When you upload a display image, it also imports to the Assets panel, where you can manage its alt text. Deleting the image in the Assets panel also deletes the image in Localization settings.
Publishing status (secondary locales only)
You can control the publishing status (i.e., enable or disable publishing) for each secondary locale you add to your site. If you want to continue publishing your site to your main domain/primary locale without publishing your secondary locales, toggle Enable publishing to the subdirectory to “Off” on each secondary locale you don’t want to publish. When you’re ready to publish content to your secondary locale, you can toggle Enable publishing to the subdirectory to “On”. You’ll need to publish your site to see these changes take effect.
Set up your primary locale
To set up your primary locale:
Open Settings panel > Localization in the left toolbar, or click the “globe” icon in the top bar and click Localization settings
Choose or type a Language
(Optional) Choose or type a Country
Review and update the other fields as needed (Display name, Create a subdirectory, Display image)
Click Save
Click Save changes at the top of Localization settings
Note
Webflow automatically supports RTL (right-to-left) script on published sites for Arabic (ar), Persian (fa), Hebrew (he), Urdu (ur), and Yiddish (yi) languages, as well as regional dialect locales of these languages (e.g., Arabic (Iraq)), even when the text has not been localized.

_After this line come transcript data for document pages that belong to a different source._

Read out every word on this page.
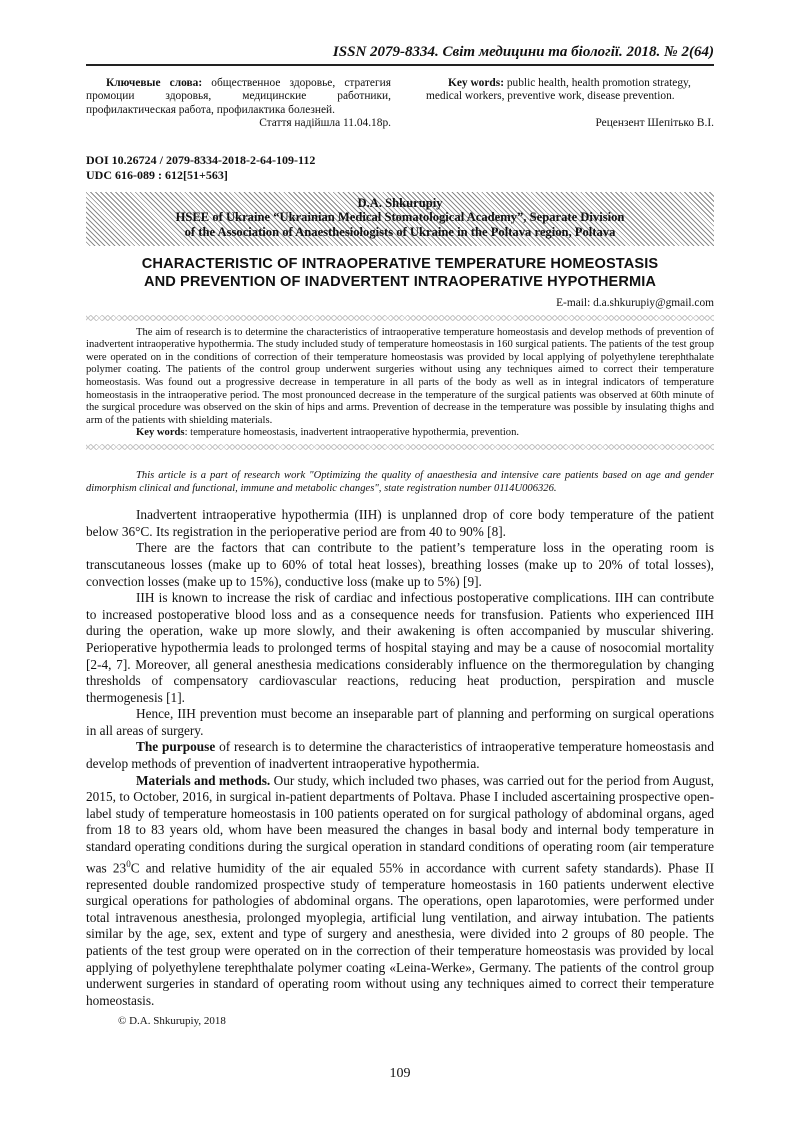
ISSN 2079-8334. Світ медицини та біології. 2018. № 2(64)
Ключевые слова: общественное здоровье, стратегия промоции здоровья, медицинские работники, профилактическая работа, профилактика болезней.
Стаття надійшла 11.04.18р.
Key words: public health, health promotion strategy, medical workers, preventive work, disease prevention.
Рецензент Шепітько В.І.
DOI 10.26724 / 2079-8334-2018-2-64-109-112
UDC 616-089 : 612[51+563]
D.A. Shkurupiy
HSEE of Ukraine “Ukrainian Medical Stomatological Academy”, Separate Division
of the Association of Anaesthesiologists of Ukraine in the Poltava region, Poltava
CHARACTERISTIC OF INTRAOPERATIVE TEMPERATURE HOMEOSTASIS
AND PREVENTION OF INADVERTENT INTRAOPERATIVE HYPOTHERMIA
E-mail: d.a.shkurupiy@gmail.com

The aim of research is to determine the characteristics of intraoperative temperature homeostasis and develop methods of prevention of inadvertent intraoperative hypothermia. The study included study of temperature homeostasis in 160 surgical patients. The patients of the test group were operated on in the conditions of correction of their temperature homeostasis was provided by local applying of polyethylene terephthalate polymer coating. The patients of the control group underwent surgeries without using any techniques aimed to correct their temperature homeostasis. Was found out a progressive decrease in temperature in all parts of the body as well as in integral indicators of temperature homeostasis in the intraoperative period. The most pronounced decrease in the temperature of the surgical patients was observed at 60th minute of the surgical procedure was observed on the skin of hips and arms. Prevention of decrease in the temperature was possible by insulating thighs and arm of the patients with shielding materials.

Key words: temperature homeostasis, inadvertent intraoperative hypothermia, prevention.

This article is a part of research work "Optimizing the quality of anaesthesia and intensive care patients based on age and gender dimorphism clinical and functional, immune and metabolic changes", state registration number 0114U006326.

Inadvertent intraoperative hypothermia (IIH) is unplanned drop of core body temperature of the patient below 36°C. Its registration in the perioperative period are from 40 to 90% [8].

There are the factors that can contribute to the patient’s temperature loss in the operating room is transcutaneous losses (make up to 60% of total heat losses), breathing losses (make up to 20% of total losses), convection losses (make up to 15%), conductive loss (make up to 5%) [9].

IIH is known to increase the risk of cardiac and infectious postoperative complications. IIH can contribute to increased postoperative blood loss and as a consequence needs for transfusion. Patients who experienced IIH during the operation, wake up more slowly, and their awakening is often accompanied by muscular shivering. Perioperative hypothermia leads to prolonged terms of hospital staying and may be a cause of nosocomial mortality [2-4, 7]. Moreover, all general anesthesia medications considerably influence on the thermoregulation by changing thresholds of compensatory cardiovascular reactions, reducing heat production, perspiration and muscle thermogenesis [1].

Hence, IIH prevention must become an inseparable part of planning and performing on surgical operations in all areas of surgery.

The purpouse of research is to determine the characteristics of intraoperative temperature homeostasis and develop methods of prevention of inadvertent intraoperative hypothermia.

Materials and methods. Our study, which included two phases, was carried out for the period from August, 2015, to October, 2016, in surgical in-patient departments of Poltava. Phase I included ascertaining prospective open-label study of temperature homeostasis in 100 patients operated on for surgical pathology of abdominal organs, aged from 18 to 83 years old, whom have been measured the changes in basal body and internal body temperature in standard operating conditions during the surgical operation in standard conditions of operating room (air temperature was $23^0C$ and relative humidity of the air equaled 55% in accordance with current safety standards). Phase II represented double randomized prospective study of temperature homeostasis in 160 patients underwent elective surgical operations for pathologies of abdominal organs. The operations, open laparotomies, were performed under total intravenous anesthesia, prolonged myoplegia, artificial lung ventilation, and airway intubation. The patients similar by the age, sex, extent and type of surgery and anesthesia, were divided into 2 groups of 80 people. The patients of the test group were operated on in the correction of their temperature homeostasis was provided by local applying of polyethylene terephthalate polymer coating «Leina-Werke», Germany. The patients of the control group underwent surgeries in standard of operating room without using any techniques aimed to correct their temperature homeostasis.

© D.A. Shkurupiy, 2018
109
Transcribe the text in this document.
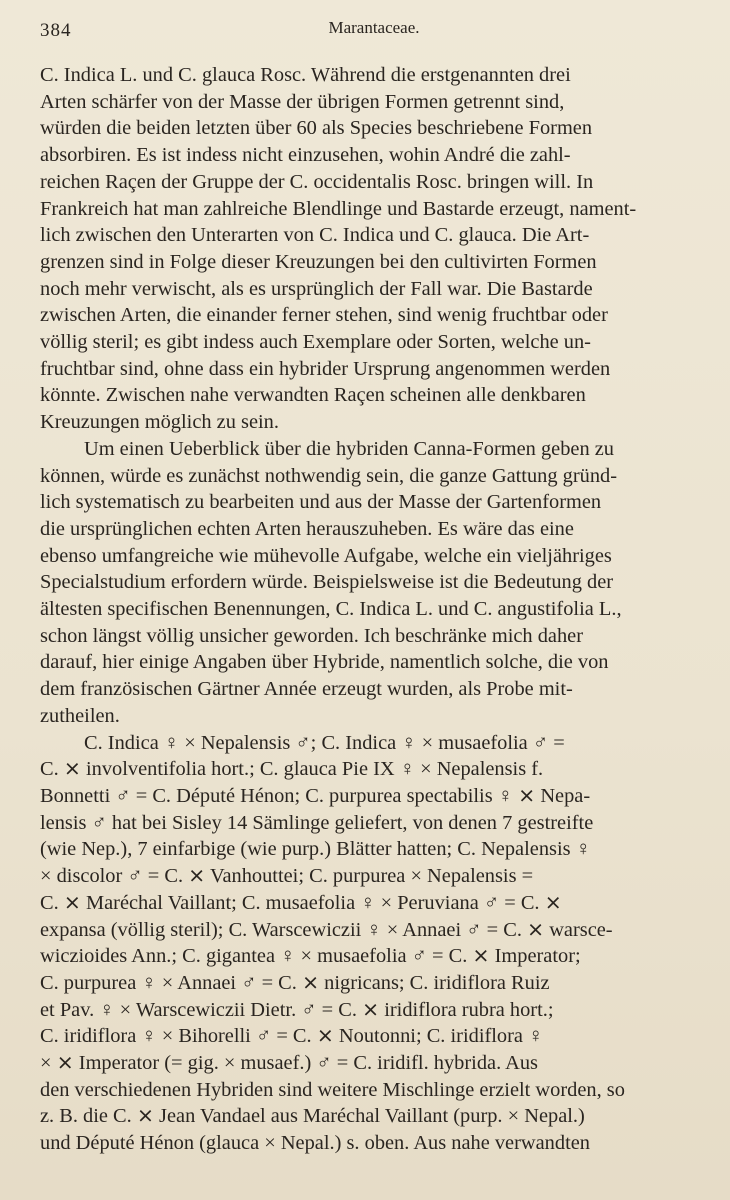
384	Marantaceae.

C. Indica L. und C. glauca Rosc. Während die erstgenannten drei
Arten schärfer von der Masse der übrigen Formen getrennt sind,
würden die beiden letzten über 60 als Species beschriebene Formen
absorbiren. Es ist indess nicht einzusehen, wohin André die zahl-
reichen Raçen der Gruppe der C. occidentalis Rosc. bringen will. In
Frankreich hat man zahlreiche Blendlinge und Bastarde erzeugt, nament-
lich zwischen den Unterarten von C. Indica und C. glauca. Die Art-
grenzen sind in Folge dieser Kreuzungen bei den cultivirten Formen
noch mehr verwischt, als es ursprünglich der Fall war. Die Bastarde
zwischen Arten, die einander ferner stehen, sind wenig fruchtbar oder
völlig steril; es gibt indess auch Exemplare oder Sorten, welche un-
fruchtbar sind, ohne dass ein hybrider Ursprung angenommen werden
könnte. Zwischen nahe verwandten Raçen scheinen alle denkbaren
Kreuzungen möglich zu sein.

Um einen Ueberblick über die hybriden Canna-Formen geben zu
können, würde es zunächst nothwendig sein, die ganze Gattung gründ-
lich systematisch zu bearbeiten und aus der Masse der Gartenformen
die ursprünglichen echten Arten herauszuheben. Es wäre das eine
ebenso umfangreiche wie mühevolle Aufgabe, welche ein vieljähriges
Specialstudium erfordern würde. Beispielsweise ist die Bedeutung der
ältesten specifischen Benennungen, C. Indica L. und C. angustifolia L.,
schon längst völlig unsicher geworden. Ich beschränke mich daher
darauf, hier einige Angaben über Hybride, namentlich solche, die von
dem französischen Gärtner Année erzeugt wurden, als Probe mit-
zutheilen.

C. Indica ♀ × Nepalensis ♂; C. Indica ♀ × musaefolia ♂ =
C. ⨯ involventifolia hort.; C. glauca Pie IX ♀ × Nepalensis f.
Bonnetti ♂ = C. Député Hénon; C. purpurea spectabilis ♀ ⨯ Nepa-
lensis ♂ hat bei Sisley 14 Sämlinge geliefert, von denen 7 gestreifte
(wie Nep.), 7 einfarbige (wie purp.) Blätter hatten; C. Nepalensis ♀
× discolor ♂ = C. ⨯ Vanhouttei; C. purpurea × Nepalensis =
C. ⨯ Maréchal Vaillant; C. musaefolia ♀ × Peruviana ♂ = C. ⨯
expansa (völlig steril); C. Warscewiczii ♀ × Annaei ♂ = C. ⨯ warsce-
wiczioides Ann.; C. gigantea ♀ × musaefolia ♂ = C. ⨯ Imperator;
C. purpurea ♀ × Annaei ♂ = C. ⨯ nigricans; C. iridiflora Ruiz
et Pav. ♀ × Warscewiczii Dietr. ♂ = C. ⨯ iridiflora rubra hort.;
C. iridiflora ♀ × Bihorelli ♂ = C. ⨯ Noutonni; C. iridiflora ♀
× ⨯ Imperator (= gig. × musaef.) ♂ = C. iridifl. hybrida. Aus
den verschiedenen Hybriden sind weitere Mischlinge erzielt worden, so
z. B. die C. ⨯ Jean Vandael aus Maréchal Vaillant (purp. × Nepal.)
und Député Hénon (glauca × Nepal.) s. oben. Aus nahe verwandten
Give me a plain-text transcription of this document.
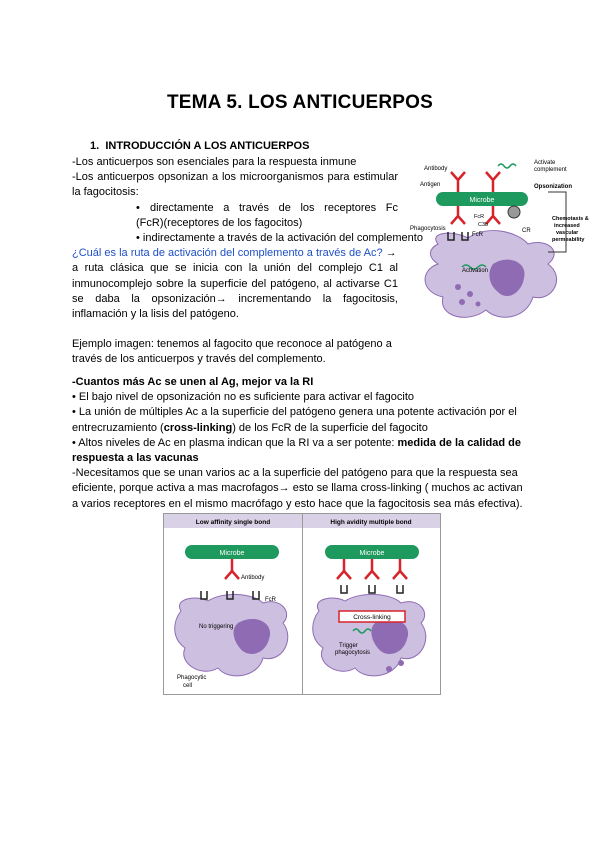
TEMA 5. LOS ANTICUERPOS
1. INTRODUCCIÓN A LOS ANTICUERPOS
-Los anticuerpos son esenciales para la respuesta inmune
-Los anticuerpos opsonizan a los microorganismos para estimular
la fagocitosis:
• directamente a través de los receptores Fc
(FcR)(receptores de los fagocitos)
• indirectamente a través de la activación del complemento
¿Cuál es la ruta de activación del complemento a través de Ac? →
a ruta clásica que se inicia con la unión del complejo C1 al
inmunocomplejo sobre la superficie del patógeno, al activarse C1
se daba la opsonización→ incrementando la fagocitosis,
inflamación y la lisis del patógeno.
Ejemplo imagen: tenemos al fagocito que reconoce al patógeno a
través de los anticuerpos y través del complemento.
Microbe
Antibody
Antigen
FcR
C3b
FcR
Phagocytosis	CR
Activation
Activate
complement
Opsonization
Chemotaxis &
increased
vascular
permeability
-Cuantos más Ac se unen al Ag, mejor va la RI
• El bajo nivel de opsonización no es suficiente para activar el fagocito
• La unión de múltiples Ac a la superficie del patógeno genera una potente activación por el
entrecruzamiento (cross-linking) de los FcR de la superficie del fagocito
• Altos niveles de Ac en plasma indican que la RI va a ser potente: medida de la calidad de
respuesta a las vacunas
-Necesitamos que se unan varios ac a la superficie del patógeno para que la respuesta sea
eficiente, porque activa a mas macrofagos→ esto se llama cross-linking ( muchos ac activan
a varios receptores en el mismo macrófago y esto hace que la fagocitosis sea más efectiva).
Low affinity single bond	High avidity multiple bond
Microbe
Antibody
FcR
No triggering
Phagocytic
cell
Microbe
Cross-linking
Trigger
phagocytosis
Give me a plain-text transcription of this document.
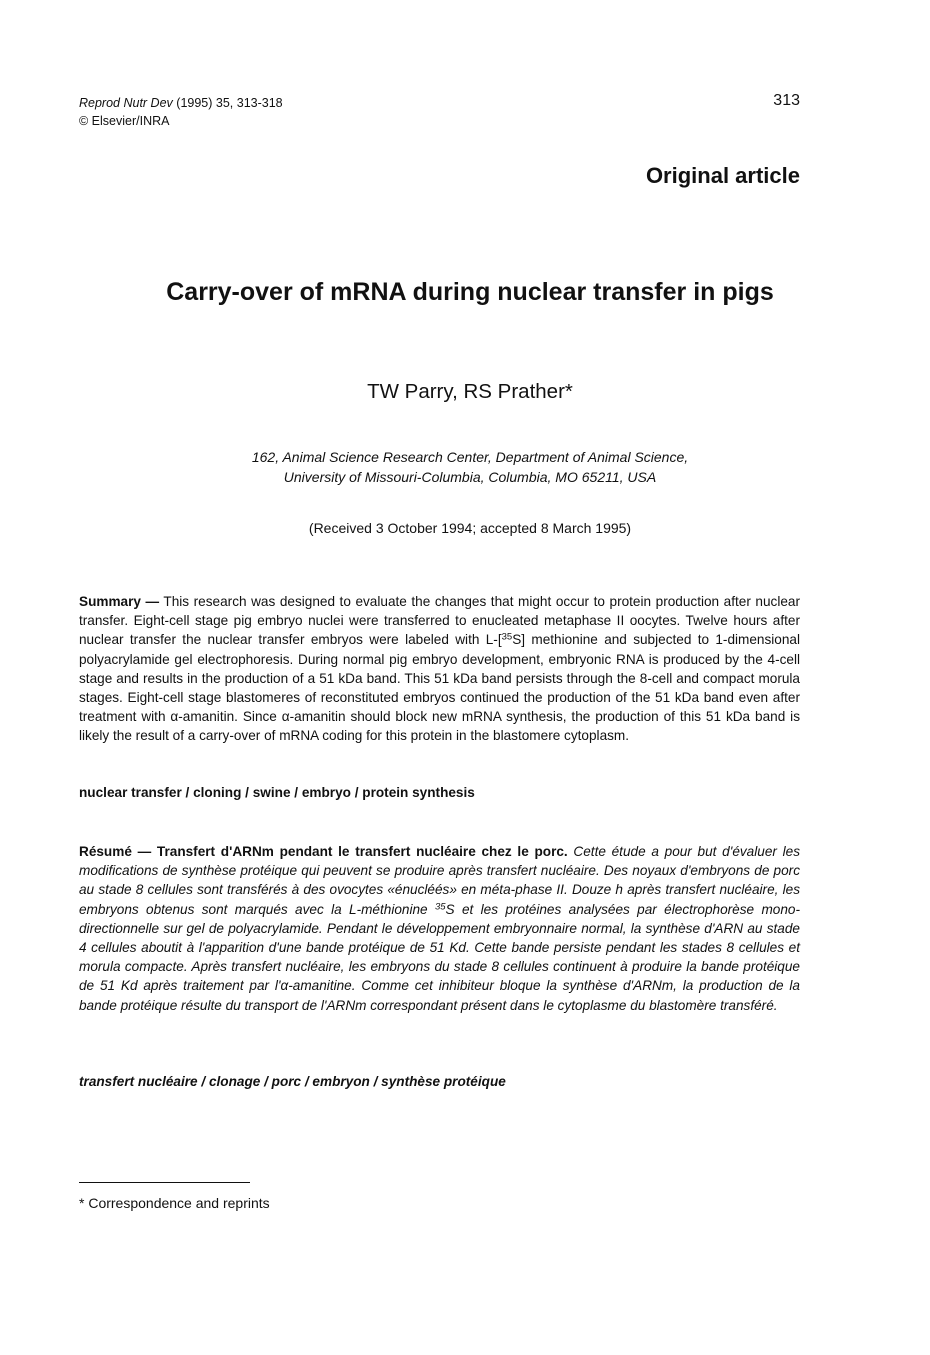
Reprod Nutr Dev (1995) 35, 313-318
© Elsevier/INRA
313
Original article
Carry-over of mRNA during nuclear transfer in pigs
TW Parry, RS Prather*
162, Animal Science Research Center, Department of Animal Science,
University of Missouri-Columbia, Columbia, MO 65211, USA
(Received 3 October 1994; accepted 8 March 1995)
Summary — This research was designed to evaluate the changes that might occur to protein production after nuclear transfer. Eight-cell stage pig embryo nuclei were transferred to enucleated metaphase II oocytes. Twelve hours after nuclear transfer the nuclear transfer embryos were labeled with L-[$^{35}$S] methionine and subjected to 1-dimensional polyacrylamide gel electrophoresis. During normal pig embryo development, embryonic RNA is produced by the 4-cell stage and results in the production of a 51 kDa band. This 51 kDa band persists through the 8-cell and compact morula stages. Eight-cell stage blastomeres of reconstituted embryos continued the production of the 51 kDa band even after treatment with α-amanitin. Since α-amanitin should block new mRNA synthesis, the production of this 51 kDa band is likely the result of a carry-over of mRNA coding for this protein in the blastomere cytoplasm.
nuclear transfer / cloning / swine / embryo / protein synthesis
Résumé — Transfert d'ARNm pendant le transfert nucléaire chez le porc. Cette étude a pour but d'évaluer les modifications de synthèse protéique qui peuvent se produire après transfert nucléaire. Des noyaux d'embryons de porc au stade 8 cellules sont transférés à des ovocytes «énucléés» en méta-phase II. Douze h après transfert nucléaire, les embryons obtenus sont marqués avec la L-méthionine $^{35}$S et les protéines analysées par électrophorèse mono-directionnelle sur gel de polyacrylamide. Pendant le développement embryonnaire normal, la synthèse d'ARN au stade 4 cellules aboutit à l'apparition d'une bande protéique de 51 Kd. Cette bande persiste pendant les stades 8 cellules et morula compacte. Après transfert nucléaire, les embryons du stade 8 cellules continuent à produire la bande protéique de 51 Kd après traitement par l'α-amanitine. Comme cet inhibiteur bloque la synthèse d'ARNm, la production de la bande protéique résulte du transport de l'ARNm correspondant présent dans le cytoplasme du blastomère transféré.
transfert nucléaire / clonage / porc / embryon / synthèse protéique
* Correspondence and reprints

If you don’t want to display text elements with automatic RTL, add a custom attribute of dir="ltr" or dir="auto" to the element.
Learn more about localizing right-to-left text.
Add secondary locales
To add secondary locales:
Open Settings panel > Localization in the left toolbar, or click the “globe” icon in the top bar and click Localization settings
Choose or type a Language
(Optional) Choose or type a Country
Review and update the other fields as needed (Display name, Display image, Subdirectory, Publishing status)
Click Save
(Optional) Repeat steps 2–5 to add additional locales
Click Save changes at the top of Localization settings
Important
Don’t use the same URL slug for a CMS Collection, folder, or page as a locale subdirectory. If there’s a conflict, the locale “wins” and the Collection, folder, or page will return a “404 — Page not found” error.
How to navigate to a locale in the Designer
Once you’ve added your secondary locale(s) to your site, a new Locale view dropdown will appear in the top bar of the Designer. You can click the Locale view dropdown and choose a secondary locale from the list to access your site in design mode, edit mode, or preview mode. Preview mode lets you preview your site design in a given locale before publishing.